Yes, it’s a pain to change your passwords, but you were really meaning to change them at some point anyway, weren’t you? Now is a good time. (It’s also a good time to turn on two-factor authentication, on sites that offer it.)

But, before you change your password on a site, you need to make sure that that site has closed any remaining vulnerability. Look for an unequivocal statement from the site that (1) they are no longer vulnerable and (2) they have changed the private encryption key they use to protect HTTPS traffic. Once you’re sure that they have done those two things, then you should go ahead and change your password on the site. If they haven’t done those two things, then it’s best to wait until they do. Make yourself a note to come back and check in a few days.

The bad news is that some of your private information might have leaked from a vulnerable site. It will be very difficult to tell whether this happened, even for the site itself, and nearly impossible to undo a leak if it did happen.

If you run a website that supports HTTPS, and you run your own server:

  • Go to http://filippo.io/Heartbleed/ and enter the name of your site, to test whether your site is vulnerable. If you’re not vulnerable, you’re done. If you are vulnerable, carry out the following steps.
  • Upgrade your server software to a non-vulnerable version. I can’t give you general advice on how to do this because it depends on which software you are running. Once you have done the upgrade, go back to http://filippo.io/Heartbleed/ and verify that you are no longer vulnerable.
  • After upgrading your software, generate a new SSL/TLS key and get a certificate for the new key. Start using the new key and certificate. (This is necessary because an attacker could have gotten your old key.)
  • Revoke the certificate you were previously using. (This is necessary because an attacker who got your old key could be using your old key and certificate to impersonate your site.)
  • Have your users change the passwords that they use to log in to your site. (This is necessary because users’ existing passwords could have been leaked. You need to get your house in order by carrying out the previous steps, before users can safely change passwords.)

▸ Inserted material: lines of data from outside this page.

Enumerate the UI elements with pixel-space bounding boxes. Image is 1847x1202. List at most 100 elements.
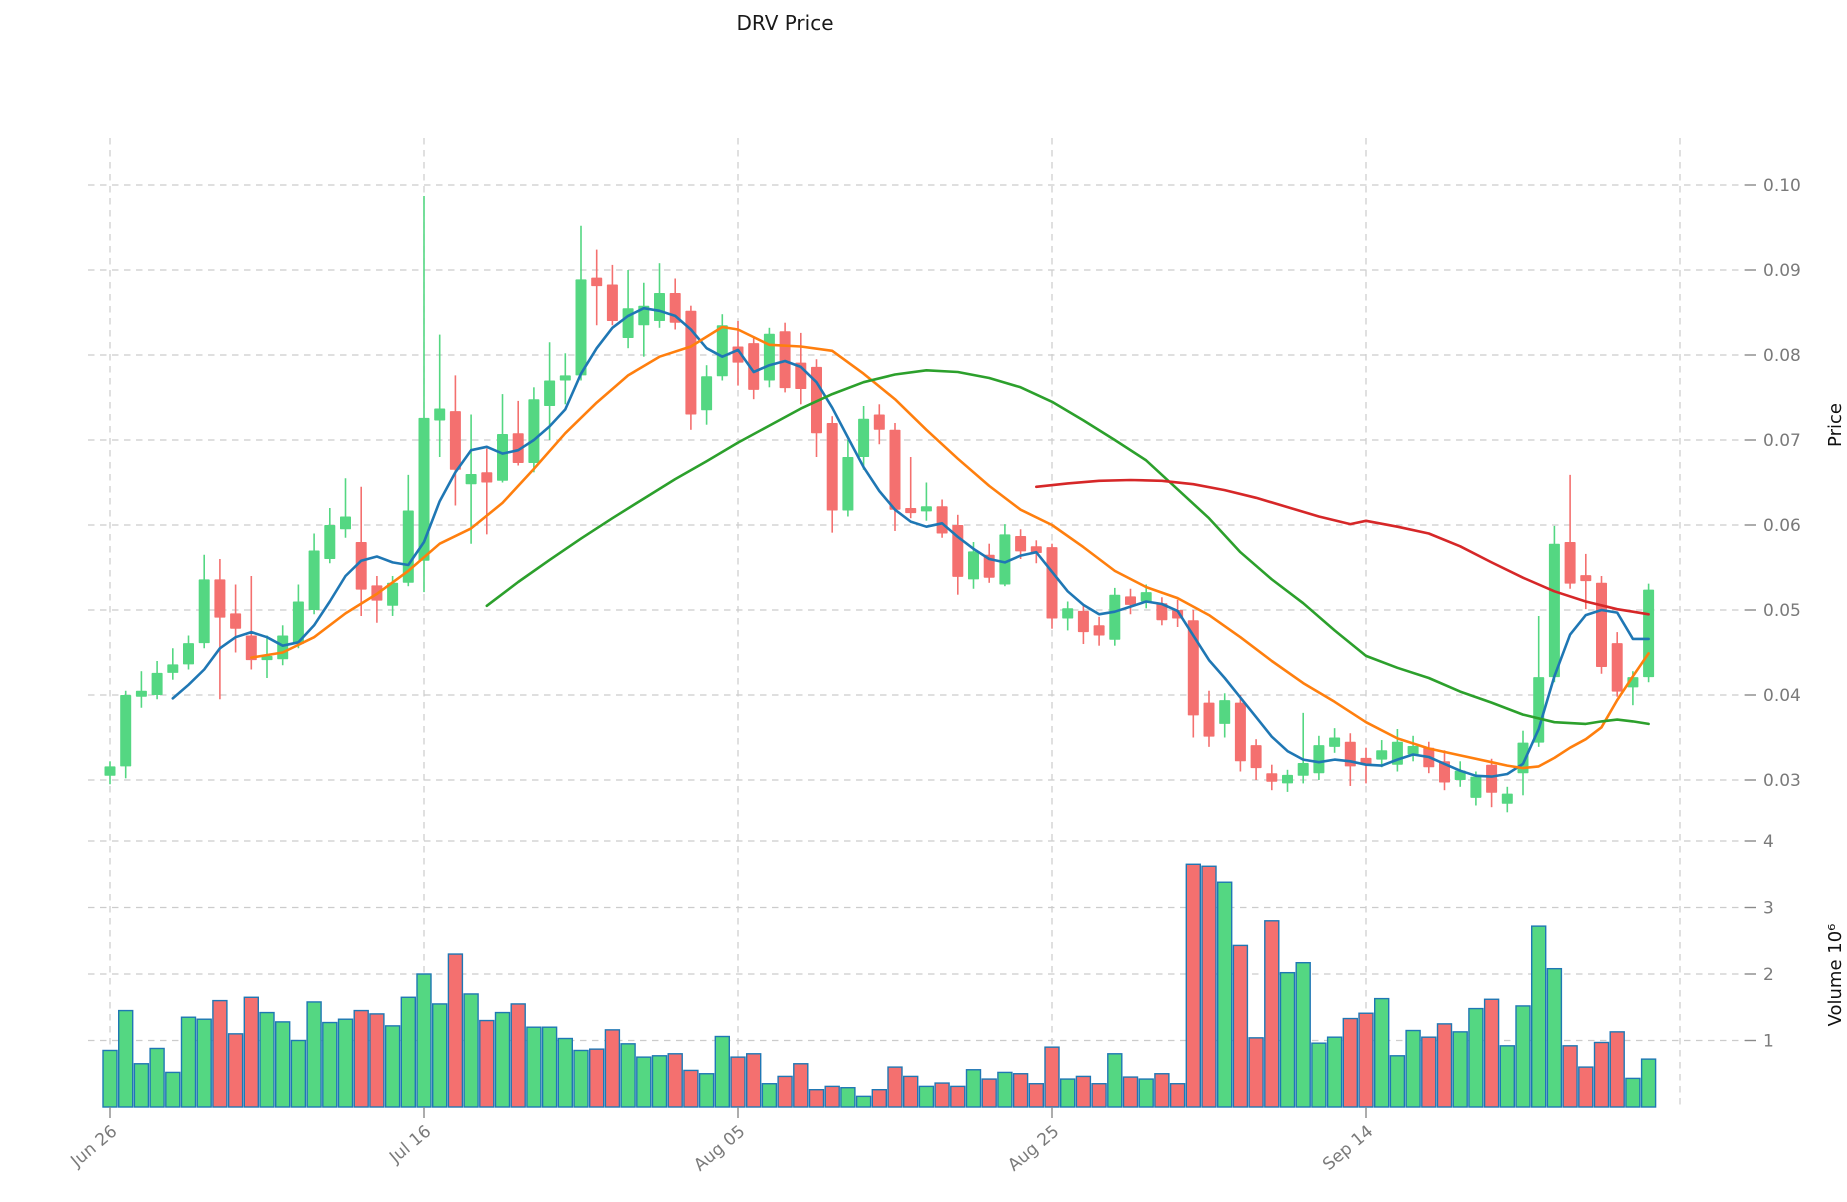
- candles-layer: [104, 196, 1655, 813]
- volume-bar: [510, 1003, 526, 1108]
- volume-bar: [746, 1053, 762, 1108]
- volume-bars-layer: [102, 863, 1657, 1108]
- candle-up: [654, 292, 665, 321]
- volume-bar: [1075, 1075, 1092, 1108]
- volume-bar: [1107, 1053, 1123, 1108]
- ma-line-ma_mid: [250, 325, 1650, 770]
- candle-up: [1454, 770, 1466, 780]
- candle-down: [1596, 582, 1607, 667]
- candle-down: [1030, 546, 1042, 554]
- volume-bar: [541, 1026, 558, 1108]
- volume-bar: [1232, 944, 1249, 1108]
- candle-down: [1611, 643, 1623, 692]
- volume-bar: [1091, 1083, 1107, 1108]
- volume-bar: [557, 1037, 573, 1108]
- volume-bar: [918, 1085, 935, 1108]
- candle-up: [135, 690, 147, 697]
- candle-down: [1439, 761, 1450, 783]
- volume-bar: [808, 1089, 825, 1108]
- volume-bar: [1216, 881, 1233, 1108]
- candle-down: [1486, 764, 1498, 793]
- volume-bar: [165, 1071, 181, 1108]
- volume-bar: [353, 1009, 369, 1108]
- volume-tick-label: 4: [1763, 832, 1774, 852]
- candle-down: [591, 277, 603, 287]
- volume-bar: [306, 1001, 322, 1108]
- candle-up: [968, 551, 979, 580]
- price-tick-label: 0.07: [1763, 431, 1801, 451]
- candle-down: [1015, 536, 1027, 552]
- volume-bar: [432, 1003, 448, 1108]
- volume-bar: [196, 1018, 212, 1108]
- volume-bar: [855, 1095, 872, 1108]
- volume-bar: [1389, 1055, 1406, 1108]
- volume-tick-label: 2: [1763, 965, 1774, 985]
- volume-bar: [824, 1085, 840, 1108]
- volume-bar: [840, 1087, 856, 1108]
- volume-bar: [934, 1082, 950, 1108]
- volume-bar: [1326, 1036, 1343, 1108]
- candle-up: [465, 474, 477, 485]
- gridlines-layer: [88, 138, 1745, 1107]
- date-tick-label: Aug 25: [1004, 1122, 1063, 1176]
- volume-bar: [793, 1063, 809, 1108]
- volume-bar: [227, 1033, 244, 1108]
- candle-up: [120, 695, 132, 767]
- candle-up: [920, 506, 932, 512]
- volume-bar: [698, 1073, 715, 1108]
- candle-down: [905, 508, 917, 514]
- volume-bar: [1405, 1029, 1421, 1108]
- volume-bar: [212, 999, 228, 1108]
- volume-bar: [1012, 1073, 1029, 1108]
- candle-down: [1203, 702, 1215, 737]
- volume-bar: [1609, 1031, 1625, 1108]
- volume-bar: [1169, 1083, 1186, 1108]
- volume-bar: [965, 1069, 982, 1108]
- volume-bar: [1138, 1078, 1154, 1108]
- candle-down: [1046, 547, 1058, 619]
- candle-down: [1250, 745, 1262, 769]
- candle-down: [1266, 773, 1278, 782]
- volume-bar: [1515, 1005, 1531, 1108]
- volume-bar: [322, 1021, 338, 1108]
- price-tick-label: 0.06: [1763, 516, 1801, 536]
- candle-up: [1109, 594, 1121, 640]
- candle-up: [434, 408, 446, 421]
- candle-up: [528, 399, 540, 463]
- volume-bar: [1640, 1058, 1657, 1108]
- volume-bar: [494, 1011, 511, 1108]
- candle-down: [936, 506, 948, 534]
- volume-bar: [1028, 1083, 1045, 1108]
- candle-up: [1470, 776, 1482, 798]
- price-axis-title: Price: [1825, 403, 1846, 447]
- candle-down: [1125, 596, 1136, 605]
- candle-up: [716, 325, 728, 377]
- volume-bar: [730, 1056, 746, 1108]
- candle-up: [575, 279, 587, 376]
- candle-up: [1643, 589, 1655, 678]
- volume-bar: [620, 1043, 636, 1108]
- candle-up: [1313, 745, 1325, 774]
- candle-up: [1297, 763, 1309, 776]
- volume-bar: [463, 993, 479, 1108]
- candle-down: [214, 579, 226, 618]
- candle-up: [1548, 543, 1560, 678]
- candle-down: [606, 284, 618, 321]
- candle-up: [1329, 737, 1341, 747]
- volume-bar: [1483, 998, 1500, 1108]
- date-tick-label: Jun 26: [67, 1122, 122, 1172]
- volume-bar: [447, 953, 464, 1108]
- volume-bar: [573, 1049, 589, 1108]
- candle-down: [481, 472, 493, 483]
- candle-down: [245, 635, 257, 661]
- volume-bar: [1625, 1077, 1641, 1108]
- volume-bar: [102, 1049, 118, 1108]
- date-tick-label: Sep 14: [1319, 1122, 1377, 1175]
- volume-bar: [1593, 1041, 1610, 1108]
- volume-tick-label: 1: [1763, 1032, 1774, 1052]
- candle-up: [308, 550, 320, 610]
- ma-line-ma_short: [171, 306, 1650, 778]
- candle-down: [1156, 603, 1168, 621]
- candle-down: [449, 411, 461, 470]
- candle-up: [701, 376, 713, 411]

If you run a website that supports HTTPS, and you use a web hosting service: In this case, the hosting service runs the web server that powers your site.

  • Find out from the hosting service whether its server was ever vulnerable to Heartbleed attacks. If you’re confident that it was never vulnerable, then you’re good. Otherwise, carry out the following steps.
  • Wait until the hosting service has upgraded its software to a non-vulnerable version. Once they have done the upgrade, you should be able to go to http://filippo.io/Heartbleed/ and enter the address of your site, and be told that it is not vulnerable. If this isn’t true yet, ask the hosting service to fix the problem, then wait a while and repeat.
  • Once the hosting service has upgraded its software and the test site shows you as not vulnerable, generate a new SSL/TLS key and get a certificate for the new key. Start using the new key and certificate. (This is necessary because an attacker could have gotten your old key.)
  • Revoke the certificate you were previously using. (This is necessary because an attacker who got your old key could be using your old key and certificate to impersonate your site.)
  • If your site assigns passwords to users, have your users change the passwords that they use to log in to your site. (This is necessary because users’ existing passwords could have been leaked. You need to get your house in order by carrying out the previous steps, before users can safely change passwords.)